Why? This is because Italy as we know it today did not exist until that date. On March 17, 1861 all people who were born in the territories which became Italy were automatically given Italian citizenship. If your ancestor was not alive on that date, s/he never was actually Italian. Pretty amazing to think, right? Also, if your ancestor had naturalized as a citizen of another country before that date, s/he never had a chance to obtain Italian citizenship.
2. Your last Italian-born ancestor did not naturalize (or never naturalized at all) as a citizen of another country before s/he had his or her child.
Let me explain with a hypothetical. Let’s say you are claiming Italian dual citizenship through your paternal grandfather (dad’s dad) who was born in Italy. Your grandfather must not have become a naturalized citizen of the United State (or any other country) before the birth of your father. This is because Italian citizenship is passed by way of jure sanguinis—Latin for “by right of the blood.” Thus, if your father was born to an Italian father, he was passed down with Italian citizenship. But, if your father was born to a dad who lost his Italian citizenship already by naturalizing before your dad was born, then the Italian citizenship did not get a chance to pass on.
3. Your last Italian-born ancestor must have naturalized after July 1, 1912.
This is the date that the current modern Italian citizenship law came into effect (with subsequent modifications and amendments, of course). It used to be that Italian consulates applied the law retroactively and allowed people to apply even if their ancestors naturalized before this date, but as of the time of this writing no consulate in the U.S. applies the law retroactively anymore.

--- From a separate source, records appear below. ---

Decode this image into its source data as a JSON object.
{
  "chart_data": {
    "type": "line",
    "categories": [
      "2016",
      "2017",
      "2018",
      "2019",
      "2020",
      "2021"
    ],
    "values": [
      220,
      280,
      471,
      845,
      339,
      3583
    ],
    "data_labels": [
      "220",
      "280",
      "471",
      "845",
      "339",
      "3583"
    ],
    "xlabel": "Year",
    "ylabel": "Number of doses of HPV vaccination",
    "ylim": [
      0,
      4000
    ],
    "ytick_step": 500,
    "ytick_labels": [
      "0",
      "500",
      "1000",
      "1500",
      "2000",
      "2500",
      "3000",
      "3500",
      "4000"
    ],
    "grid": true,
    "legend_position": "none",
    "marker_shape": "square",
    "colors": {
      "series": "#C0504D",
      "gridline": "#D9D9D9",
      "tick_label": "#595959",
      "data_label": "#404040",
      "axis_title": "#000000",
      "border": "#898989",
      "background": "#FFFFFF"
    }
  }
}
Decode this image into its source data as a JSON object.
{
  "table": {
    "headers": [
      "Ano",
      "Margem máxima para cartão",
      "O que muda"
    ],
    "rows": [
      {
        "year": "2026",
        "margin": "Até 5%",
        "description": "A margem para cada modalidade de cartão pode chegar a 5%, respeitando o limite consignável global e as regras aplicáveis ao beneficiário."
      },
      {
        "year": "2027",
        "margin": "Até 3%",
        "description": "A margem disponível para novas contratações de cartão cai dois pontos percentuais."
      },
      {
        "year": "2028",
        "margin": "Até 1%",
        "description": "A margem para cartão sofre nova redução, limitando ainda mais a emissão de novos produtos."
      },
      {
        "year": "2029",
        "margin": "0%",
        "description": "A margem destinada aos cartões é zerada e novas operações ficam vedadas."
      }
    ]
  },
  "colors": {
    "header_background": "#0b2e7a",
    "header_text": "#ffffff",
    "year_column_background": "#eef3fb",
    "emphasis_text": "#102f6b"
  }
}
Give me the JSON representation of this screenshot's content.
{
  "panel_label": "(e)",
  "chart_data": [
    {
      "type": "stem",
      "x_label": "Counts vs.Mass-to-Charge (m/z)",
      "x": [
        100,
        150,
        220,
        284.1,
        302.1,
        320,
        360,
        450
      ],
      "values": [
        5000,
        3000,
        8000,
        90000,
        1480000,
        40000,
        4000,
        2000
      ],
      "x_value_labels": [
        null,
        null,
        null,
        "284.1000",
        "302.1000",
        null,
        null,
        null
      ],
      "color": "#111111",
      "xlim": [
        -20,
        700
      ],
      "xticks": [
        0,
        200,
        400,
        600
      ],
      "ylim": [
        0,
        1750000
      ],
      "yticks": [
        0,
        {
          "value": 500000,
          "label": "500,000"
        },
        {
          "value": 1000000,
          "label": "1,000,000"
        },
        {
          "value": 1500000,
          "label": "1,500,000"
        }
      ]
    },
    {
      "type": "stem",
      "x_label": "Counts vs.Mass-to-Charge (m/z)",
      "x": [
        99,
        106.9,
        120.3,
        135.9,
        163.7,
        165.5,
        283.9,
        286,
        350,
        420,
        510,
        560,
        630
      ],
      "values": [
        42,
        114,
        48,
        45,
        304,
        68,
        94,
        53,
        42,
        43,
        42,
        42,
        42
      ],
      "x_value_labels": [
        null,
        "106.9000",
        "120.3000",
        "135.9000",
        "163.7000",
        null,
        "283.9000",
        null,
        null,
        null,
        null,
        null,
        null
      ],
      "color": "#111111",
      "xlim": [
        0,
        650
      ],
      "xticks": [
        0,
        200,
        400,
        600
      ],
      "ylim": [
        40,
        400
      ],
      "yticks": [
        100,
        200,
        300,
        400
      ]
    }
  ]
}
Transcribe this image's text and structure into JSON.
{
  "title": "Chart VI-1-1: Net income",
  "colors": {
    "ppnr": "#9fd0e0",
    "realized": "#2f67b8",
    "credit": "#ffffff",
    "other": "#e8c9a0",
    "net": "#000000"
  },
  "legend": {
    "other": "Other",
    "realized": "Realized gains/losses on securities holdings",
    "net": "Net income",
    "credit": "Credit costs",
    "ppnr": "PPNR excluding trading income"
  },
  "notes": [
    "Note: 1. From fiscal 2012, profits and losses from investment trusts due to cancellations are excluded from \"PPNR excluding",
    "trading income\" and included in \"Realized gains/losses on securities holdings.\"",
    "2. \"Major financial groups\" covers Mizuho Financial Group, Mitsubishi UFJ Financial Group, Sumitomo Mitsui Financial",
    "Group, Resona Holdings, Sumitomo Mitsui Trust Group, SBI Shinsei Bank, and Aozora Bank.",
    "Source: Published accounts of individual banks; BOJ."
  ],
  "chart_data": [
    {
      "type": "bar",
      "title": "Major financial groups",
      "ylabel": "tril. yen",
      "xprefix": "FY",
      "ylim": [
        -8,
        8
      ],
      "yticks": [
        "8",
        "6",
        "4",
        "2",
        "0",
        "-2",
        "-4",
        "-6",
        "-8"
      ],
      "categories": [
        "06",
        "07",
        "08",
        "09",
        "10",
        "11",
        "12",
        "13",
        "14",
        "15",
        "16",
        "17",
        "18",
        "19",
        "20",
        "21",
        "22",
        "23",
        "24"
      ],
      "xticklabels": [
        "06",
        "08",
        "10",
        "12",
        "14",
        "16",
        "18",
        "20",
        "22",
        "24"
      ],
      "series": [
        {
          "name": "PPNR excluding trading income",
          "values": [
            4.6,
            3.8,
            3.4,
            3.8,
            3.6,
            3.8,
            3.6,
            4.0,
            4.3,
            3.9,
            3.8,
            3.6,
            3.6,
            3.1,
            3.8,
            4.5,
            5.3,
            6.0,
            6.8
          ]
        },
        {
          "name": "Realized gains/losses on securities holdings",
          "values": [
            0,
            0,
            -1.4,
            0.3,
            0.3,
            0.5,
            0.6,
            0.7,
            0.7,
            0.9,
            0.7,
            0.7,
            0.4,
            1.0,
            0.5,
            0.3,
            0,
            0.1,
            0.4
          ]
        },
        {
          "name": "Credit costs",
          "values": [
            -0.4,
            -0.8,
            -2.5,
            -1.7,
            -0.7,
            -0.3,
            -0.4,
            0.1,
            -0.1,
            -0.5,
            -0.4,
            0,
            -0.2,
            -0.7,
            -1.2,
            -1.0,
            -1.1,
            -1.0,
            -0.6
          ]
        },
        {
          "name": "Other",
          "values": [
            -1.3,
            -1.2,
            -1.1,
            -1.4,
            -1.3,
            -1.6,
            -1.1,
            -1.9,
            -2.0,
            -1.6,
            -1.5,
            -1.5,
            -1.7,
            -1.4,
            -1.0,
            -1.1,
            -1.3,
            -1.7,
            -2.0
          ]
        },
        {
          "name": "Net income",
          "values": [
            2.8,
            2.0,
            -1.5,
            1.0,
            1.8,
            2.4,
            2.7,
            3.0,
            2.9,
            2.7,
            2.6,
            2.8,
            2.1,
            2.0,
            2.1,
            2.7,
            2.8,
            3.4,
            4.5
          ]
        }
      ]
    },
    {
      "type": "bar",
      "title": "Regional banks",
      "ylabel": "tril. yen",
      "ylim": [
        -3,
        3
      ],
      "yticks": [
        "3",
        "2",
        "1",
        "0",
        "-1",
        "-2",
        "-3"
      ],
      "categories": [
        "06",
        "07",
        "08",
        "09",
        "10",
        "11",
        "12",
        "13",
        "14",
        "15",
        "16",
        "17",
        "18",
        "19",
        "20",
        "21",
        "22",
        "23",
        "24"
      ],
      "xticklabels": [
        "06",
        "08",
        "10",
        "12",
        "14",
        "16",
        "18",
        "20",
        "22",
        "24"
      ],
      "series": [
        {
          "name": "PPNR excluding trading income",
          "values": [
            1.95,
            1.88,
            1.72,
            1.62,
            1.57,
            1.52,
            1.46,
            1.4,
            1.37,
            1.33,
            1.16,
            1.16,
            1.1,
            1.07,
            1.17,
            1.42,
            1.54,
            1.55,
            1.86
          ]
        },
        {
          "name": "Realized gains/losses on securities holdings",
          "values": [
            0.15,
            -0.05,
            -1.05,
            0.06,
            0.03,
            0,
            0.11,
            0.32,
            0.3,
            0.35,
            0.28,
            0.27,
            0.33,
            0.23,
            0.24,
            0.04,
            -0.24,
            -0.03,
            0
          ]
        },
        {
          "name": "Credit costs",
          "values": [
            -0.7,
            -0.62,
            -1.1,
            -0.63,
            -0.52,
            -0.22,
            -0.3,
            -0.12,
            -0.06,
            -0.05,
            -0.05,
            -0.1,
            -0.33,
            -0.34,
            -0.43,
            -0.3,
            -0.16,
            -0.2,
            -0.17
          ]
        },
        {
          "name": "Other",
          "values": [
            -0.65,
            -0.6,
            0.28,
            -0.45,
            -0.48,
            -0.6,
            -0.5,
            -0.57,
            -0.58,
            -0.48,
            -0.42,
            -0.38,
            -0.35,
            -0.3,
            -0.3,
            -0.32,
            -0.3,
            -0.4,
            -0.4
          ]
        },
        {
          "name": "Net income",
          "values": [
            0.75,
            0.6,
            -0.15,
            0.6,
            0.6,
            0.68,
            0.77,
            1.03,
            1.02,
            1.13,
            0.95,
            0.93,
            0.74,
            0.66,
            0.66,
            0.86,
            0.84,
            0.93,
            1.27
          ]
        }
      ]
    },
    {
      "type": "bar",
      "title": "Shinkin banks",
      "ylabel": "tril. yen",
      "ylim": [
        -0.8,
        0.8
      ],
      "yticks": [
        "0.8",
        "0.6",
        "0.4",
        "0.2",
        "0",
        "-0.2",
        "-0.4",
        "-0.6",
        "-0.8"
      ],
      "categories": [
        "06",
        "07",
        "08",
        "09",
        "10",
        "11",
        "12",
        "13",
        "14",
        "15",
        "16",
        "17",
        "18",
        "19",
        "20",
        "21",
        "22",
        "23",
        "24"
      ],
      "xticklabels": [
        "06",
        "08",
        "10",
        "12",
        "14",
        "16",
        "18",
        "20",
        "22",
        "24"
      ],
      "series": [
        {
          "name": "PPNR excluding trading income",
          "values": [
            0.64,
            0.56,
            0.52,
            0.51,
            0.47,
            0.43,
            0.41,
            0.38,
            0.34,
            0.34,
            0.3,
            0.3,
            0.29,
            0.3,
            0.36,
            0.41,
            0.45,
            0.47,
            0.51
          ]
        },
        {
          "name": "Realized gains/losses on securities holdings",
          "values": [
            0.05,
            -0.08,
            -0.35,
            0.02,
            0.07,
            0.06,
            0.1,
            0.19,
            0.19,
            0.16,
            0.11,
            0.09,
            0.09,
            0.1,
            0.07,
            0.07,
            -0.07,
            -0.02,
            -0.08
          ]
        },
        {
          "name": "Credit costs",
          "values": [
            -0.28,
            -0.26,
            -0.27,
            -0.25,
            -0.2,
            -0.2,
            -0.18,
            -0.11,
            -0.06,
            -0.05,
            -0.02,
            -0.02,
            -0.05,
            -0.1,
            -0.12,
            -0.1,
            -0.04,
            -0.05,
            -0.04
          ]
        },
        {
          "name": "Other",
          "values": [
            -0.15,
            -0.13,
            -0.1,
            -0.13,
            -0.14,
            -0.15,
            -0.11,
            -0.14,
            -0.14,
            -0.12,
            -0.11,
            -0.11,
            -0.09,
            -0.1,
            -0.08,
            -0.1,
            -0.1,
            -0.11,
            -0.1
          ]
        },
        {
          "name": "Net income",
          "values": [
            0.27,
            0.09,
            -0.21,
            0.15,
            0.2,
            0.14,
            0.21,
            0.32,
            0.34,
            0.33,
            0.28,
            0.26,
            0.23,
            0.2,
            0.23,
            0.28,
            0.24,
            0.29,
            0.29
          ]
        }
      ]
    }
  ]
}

People whose ancestors naturalized before this date may find luck applying in Italy, where many comuni apply the law retroactively.
4. If you have women in your line, their children must be born on or after January 1, 1948.
On this date, Italian women were finally given the right to pass down citizenship to their children. It’s crazy to think about, but up until this date when the Italian constitution came into force, women could not pass on Italian citizenship!
In a situation where you have a maternal relative of Italian descent, in order for you to apply via either a consulate or directly in Italy, your female relative must have had her child on or after January 1, 1948. Otherwise, you will be turned away.
However, all is not lost! The Italian courts have time and time again recognized the unfairness of this law. If you still want to obtain Italian dual citizenship but have what is known as a “1948 case” you can hire an Italian attorney to try the case for you in Rome. S/he will argue the unconstitutionality of the law. You do not need to be present in Italy for this, and can give them power of attorney for you. To date, these lawsuits have been very successful.